O telescópio espacial James Webb permitiu que astrônomos identificassem uma galáxia tão distante que nos mostra uma imagem do cosmos com apenas 280 milhões de anos após o Big Bang. Essa observação oferece, assim, uma janela excepcional para os primeiros momentos da história cósmica.
Batizada de MoM-z14, essa galáxia emite uma luz que viajou cerca de 13,5 bilhões de anos para chegar até nós. Ela fornece, portanto, um vislumbre direto da aurora cósmica, esse período em que as primeiras estrelas e galáxias emergiram das trevas primordiais. Graças ao James Webb, os cientistas podem agora explorar essas épocas remotas com uma precisão sem precedentes.

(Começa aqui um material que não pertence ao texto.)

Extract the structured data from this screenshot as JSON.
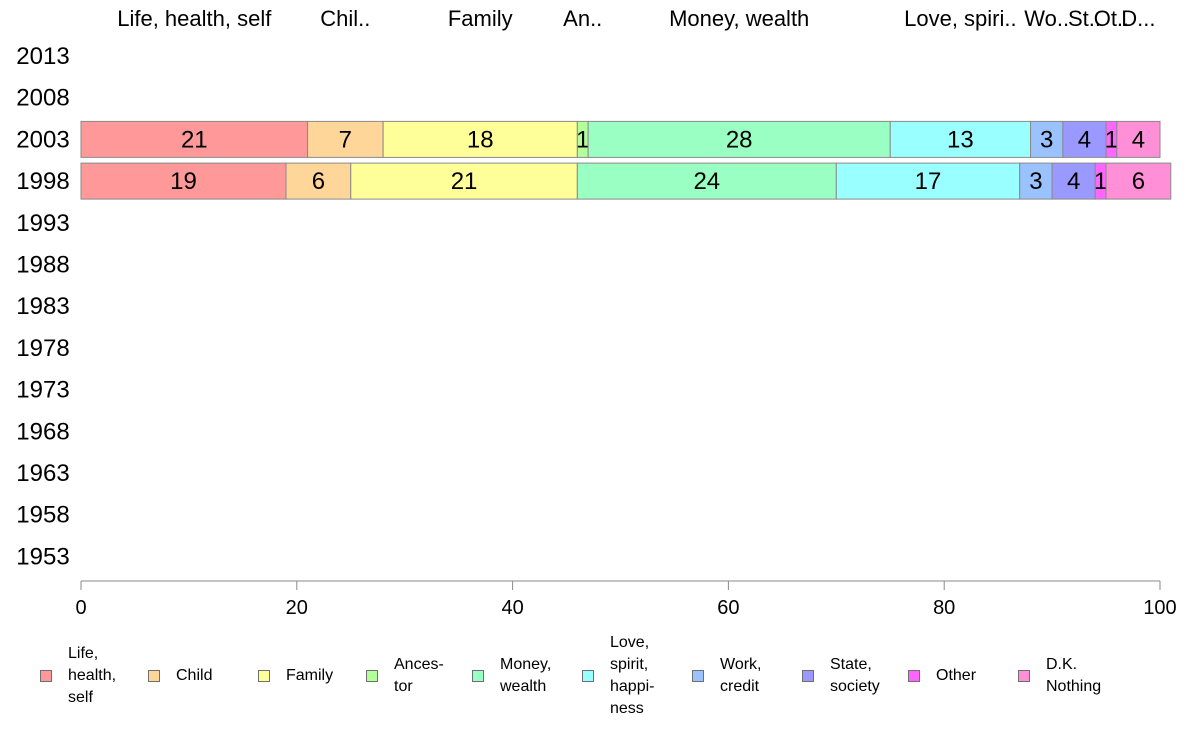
{
  "chart_data": {
    "type": "bar",
    "orientation": "horizontal",
    "stacked": true,
    "categories": [
      "2013",
      "2008",
      "2003",
      "1998",
      "1993",
      "1988",
      "1983",
      "1978",
      "1973",
      "1968",
      "1963",
      "1958",
      "1953"
    ],
    "series": [
      {
        "name": "Life, health, self",
        "legend_label": "Life,\nhealth,\nself",
        "color": "#ff9999",
        "values": [
          null,
          null,
          21,
          19,
          null,
          null,
          null,
          null,
          null,
          null,
          null,
          null,
          null
        ]
      },
      {
        "name": "Child",
        "legend_label": "Child",
        "color": "#ffd699",
        "values": [
          null,
          null,
          7,
          6,
          null,
          null,
          null,
          null,
          null,
          null,
          null,
          null,
          null
        ]
      },
      {
        "name": "Family",
        "legend_label": "Family",
        "color": "#ffff99",
        "values": [
          null,
          null,
          18,
          21,
          null,
          null,
          null,
          null,
          null,
          null,
          null,
          null,
          null
        ]
      },
      {
        "name": "Ancestor",
        "legend_label": "Ances-\ntor",
        "color": "#b3ff99",
        "values": [
          null,
          null,
          1,
          0,
          null,
          null,
          null,
          null,
          null,
          null,
          null,
          null,
          null
        ]
      },
      {
        "name": "Money, wealth",
        "legend_label": "Money,\nwealth",
        "color": "#99ffc2",
        "values": [
          null,
          null,
          28,
          24,
          null,
          null,
          null,
          null,
          null,
          null,
          null,
          null,
          null
        ]
      },
      {
        "name": "Love, spirit, happiness",
        "legend_label": "Love,\nspirit,\nhappi-\nness",
        "color": "#99ffff",
        "values": [
          null,
          null,
          13,
          17,
          null,
          null,
          null,
          null,
          null,
          null,
          null,
          null,
          null
        ]
      },
      {
        "name": "Work, credit",
        "legend_label": "Work,\ncredit",
        "color": "#99c2ff",
        "values": [
          null,
          null,
          3,
          3,
          null,
          null,
          null,
          null,
          null,
          null,
          null,
          null,
          null
        ]
      },
      {
        "name": "State, society",
        "legend_label": "State,\nsociety",
        "color": "#9999ff",
        "values": [
          null,
          null,
          4,
          4,
          null,
          null,
          null,
          null,
          null,
          null,
          null,
          null,
          null
        ]
      },
      {
        "name": "Other",
        "legend_label": "Other",
        "color": "#ff66ff",
        "values": [
          null,
          null,
          1,
          1,
          null,
          null,
          null,
          null,
          null,
          null,
          null,
          null,
          null
        ]
      },
      {
        "name": "D.K. Nothing",
        "legend_label": "D.K.\nNothing",
        "color": "#ff8fd6",
        "values": [
          null,
          null,
          4,
          6,
          null,
          null,
          null,
          null,
          null,
          null,
          null,
          null,
          null
        ]
      }
    ],
    "data_labels": {
      "2003": [
        "21",
        "7",
        "18",
        "1",
        "28",
        "13",
        "3",
        "4",
        "1",
        "4"
      ],
      "1998": [
        "19",
        "6",
        "21",
        "",
        "24",
        "17",
        "3",
        "4",
        "1",
        "6"
      ]
    },
    "top_labels": [
      "Life, health, self",
      "Chil..",
      "Family",
      "An..",
      "Money, wealth",
      "Love, spiri..",
      "Wo..",
      "St..",
      "Ot..",
      "D..."
    ],
    "xlim": [
      0,
      100
    ],
    "xticks": [
      0,
      20,
      40,
      60,
      80,
      100
    ],
    "title": "",
    "xlabel": "",
    "ylabel": "",
    "grid": false,
    "legend_position": "bottom"
  }
}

Galáxia MoM-z14, vista como ela aparecia apenas 280 milhões de anos após o Big Bang, permitindo que os astrônomos se aproximem mais do que nunca da era em que as primeiras estrelas e galáxias se formaram, conhecida como aurora cósmica.
Crédito: NASA, ESA, CSA, STScI, Rohan Naidu (MIT) ; Processamento de imagem: Joseph DePasquale (STScI)
A MoM-z14 se destaca por seu brilho e sua compacidade, características inesperadas para um objeto tão antigo. As medições também revelaram níveis elevados de nitrogênio, o que indica que estrelas massivas podem ter se formado e evoluído a um ritmo acelerado pouco após o nascimento do Universo. Essas propriedades levam a crer que o meio cósmico primitivo era mais ativo do que se previa, com processos estelares ocorrendo muito mais rapidamente do que se supunha até agora.
Antes da chegada do James Webb, as galáxias primordiais eram descritas como pequenas, pouco brilhantes e raras. No entanto, a MoM-z14 e outras galáxias similares parecem muito mais desenvolvidas, exibindo um brilho intenso e uma composição química já avançada. Os astrônomos são, portanto, forçados a reexaminar a cronologia da formação das estruturas cósmicas.
A equipe responsável por esses trabalhos, publicados no
Open Journal of Astrophysics, observa que cada nova observação com o Webb levanta novas questões. Esse avanço mostra o quanto nosso conhecimento do Universo primitivo ainda é incompleto.
Essa descoberta sugere que outros recordes podem ser quebrados em breve. O telescópio continua a revelar aspectos inéditos das primeiras eras, prometendo ainda muitas revelações sobre as origens de tudo o que nos cerca.